If the bracelet was to genuinely have a distinct identity from the gold, it would amount to violating ontology. The gold bracelet and the gold  are no different from gold, but yet the form (bracelet) is different by having a specific, discrete form. The lump of  gold and the bracelet are identical and yet different -Identical-in- difference. The two are identical in some respects, and yet different in other.
This  hypothesis raises a paradox- X is simultaneously Y and non-Y.
Causation does not change reality. Therefore, change is just a perceptive warp of an underlying unchanging reality.  Where does that leave us when we perceive an illusory object like a rainbow? We do perceive it but reasoning tells us that it is virtual. On similar grounds, change also is only apparent. It does not in any way change reality.
This leads to a very intresting philosophical construct -  Vivartavaad or theory of apparent change.
The gold is subject to modification -( Vikara). The gold also is a form of some pre-existing substance.
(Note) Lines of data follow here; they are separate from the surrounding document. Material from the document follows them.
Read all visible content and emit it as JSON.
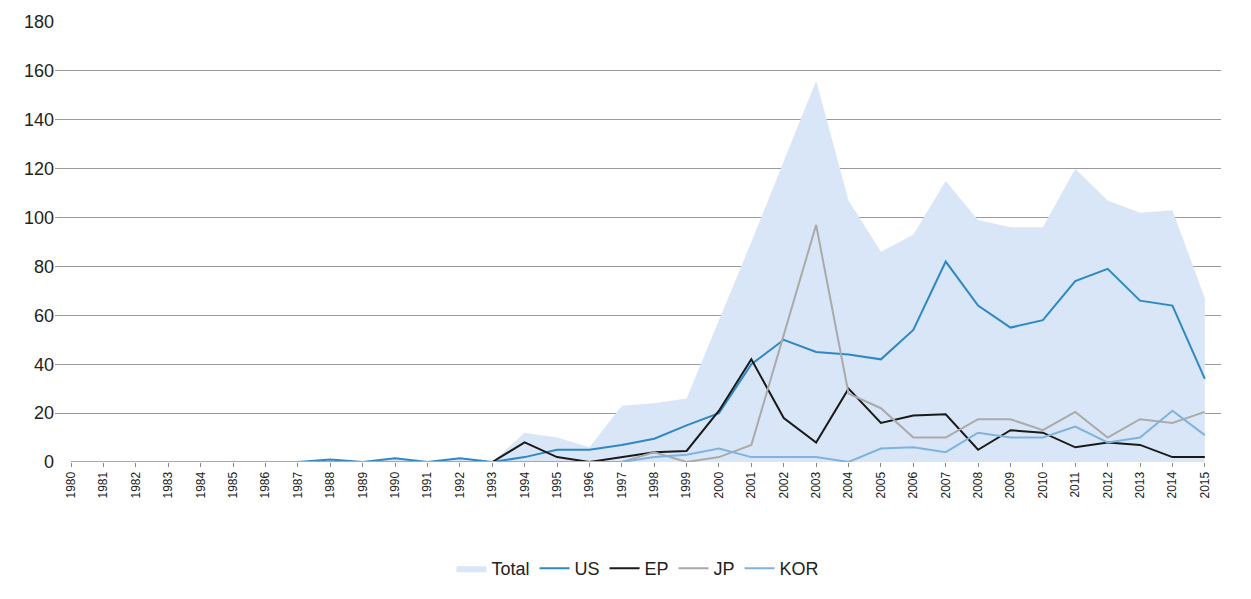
{
  "chart_data": {
    "type": "line",
    "categories": [
      "1980",
      "1981",
      "1982",
      "1983",
      "1984",
      "1985",
      "1986",
      "1987",
      "1988",
      "1989",
      "1990",
      "1991",
      "1992",
      "1993",
      "1994",
      "1995",
      "1996",
      "1997",
      "1998",
      "1999",
      "2000",
      "2001",
      "2002",
      "2003",
      "2004",
      "2005",
      "2006",
      "2007",
      "2008",
      "2009",
      "2010",
      "2011",
      "2012",
      "2013",
      "2014",
      "2015"
    ],
    "series": [
      {
        "name": "Total",
        "type": "area",
        "color": "#d9e6f7",
        "values": [
          0,
          0,
          0,
          0,
          0,
          0.5,
          0,
          0,
          1,
          0,
          1.5,
          0,
          1.5,
          0,
          12,
          10,
          6,
          23,
          24,
          26,
          58,
          90,
          123,
          156,
          107,
          86,
          93,
          115,
          99,
          96,
          96,
          120,
          107,
          102,
          103,
          67
        ]
      },
      {
        "name": "US",
        "type": "line",
        "color": "#2f88c4",
        "values": [
          0,
          0,
          0,
          0,
          0,
          0,
          0,
          0,
          1,
          0,
          1.5,
          0,
          1.5,
          0,
          2,
          5,
          5,
          7,
          9.5,
          15,
          20,
          40,
          50,
          45,
          44,
          42,
          54,
          82,
          64,
          55,
          58,
          74,
          79,
          66,
          64,
          34
        ]
      },
      {
        "name": "EP",
        "type": "line",
        "color": "#1a1a1a",
        "values": [
          0,
          0,
          0,
          0,
          0,
          0,
          0,
          0,
          0,
          0,
          0,
          0,
          0,
          0,
          8,
          2,
          0,
          2,
          4,
          4.5,
          21,
          42,
          18,
          8,
          30,
          16,
          19,
          19.5,
          5,
          13,
          12,
          6,
          8,
          7,
          2,
          2
        ]
      },
      {
        "name": "JP",
        "type": "line",
        "color": "#aaaaaa",
        "values": [
          0,
          0,
          0,
          0,
          0,
          0,
          0,
          0,
          0,
          0,
          0,
          0,
          0,
          0,
          0,
          0,
          0,
          0,
          4,
          0,
          2,
          7,
          52,
          97,
          28,
          22,
          10,
          10,
          17.5,
          17.5,
          13,
          20.5,
          10,
          17.5,
          16,
          20.5
        ]
      },
      {
        "name": "KOR",
        "type": "line",
        "color": "#80b2de",
        "values": [
          0,
          0,
          0,
          0,
          0,
          0,
          0,
          0,
          0,
          0,
          0,
          0,
          0,
          0,
          0,
          0,
          0,
          0,
          2,
          3,
          5.5,
          2,
          2,
          2,
          0,
          5.5,
          6,
          4,
          12,
          10,
          10,
          14.5,
          8,
          10,
          21,
          11
        ]
      }
    ],
    "ylim": [
      0,
      180
    ],
    "yticks": [
      0,
      20,
      40,
      60,
      80,
      100,
      120,
      140,
      160,
      180
    ],
    "grid": true,
    "legend": "bottom"
  }
}
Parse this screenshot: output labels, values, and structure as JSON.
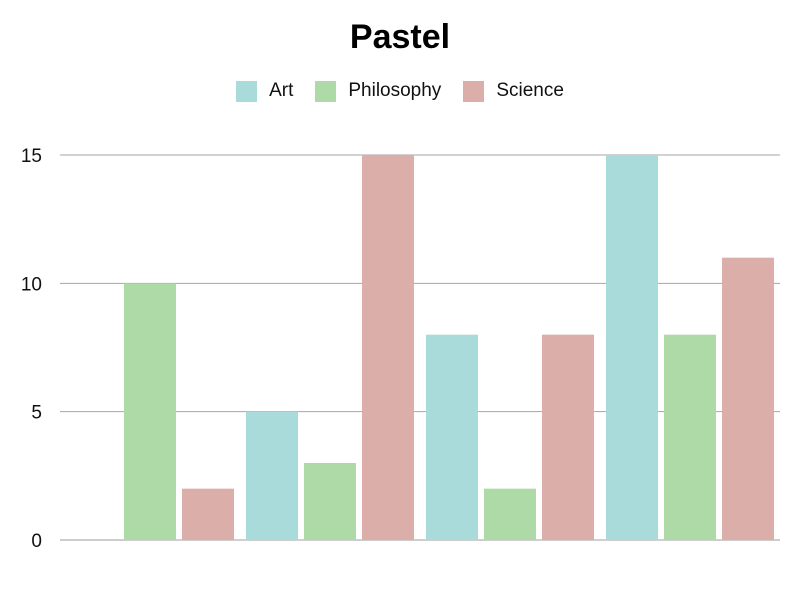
{
  "chart_data": {
    "type": "bar",
    "title": "Pastel",
    "xlabel": "",
    "ylabel": "",
    "categories": [
      "",
      "",
      "",
      ""
    ],
    "series": [
      {
        "name": "Art",
        "color": "#a8dbd9",
        "values": [
          0,
          5,
          8,
          15
        ]
      },
      {
        "name": "Philosophy",
        "color": "#addaa7",
        "values": [
          10,
          3,
          2,
          8
        ]
      },
      {
        "name": "Science",
        "color": "#dbaea9",
        "values": [
          2,
          15,
          8,
          11
        ]
      }
    ],
    "ylim": [
      0,
      15
    ],
    "yticks": [
      "0",
      "5",
      "10",
      "15"
    ],
    "grid": true,
    "legend_position": "top"
  }
}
All material objects are liable to modification, and so there must be a substance underlying them all which persists through all.  It would be the material cause or the underlying reality behind this objective world.
            Existence of the material world is revealed in its perception. Could this 'Existence' itself be the substance, the underlying reality of the material world? The material cause might just be an intangible immaterial Existence.
I, the cognising entity cognises the objective world. My sense organs generate a differentiation of the observed world. Objects are perceived differently only by virtue of their attributes. The senses are not equipped to cognize the underlying reality. The objective world is just a perceptive warp. The lady wearing the bracelet was as unreal as the bracelet. Yet I preferred to admire  both.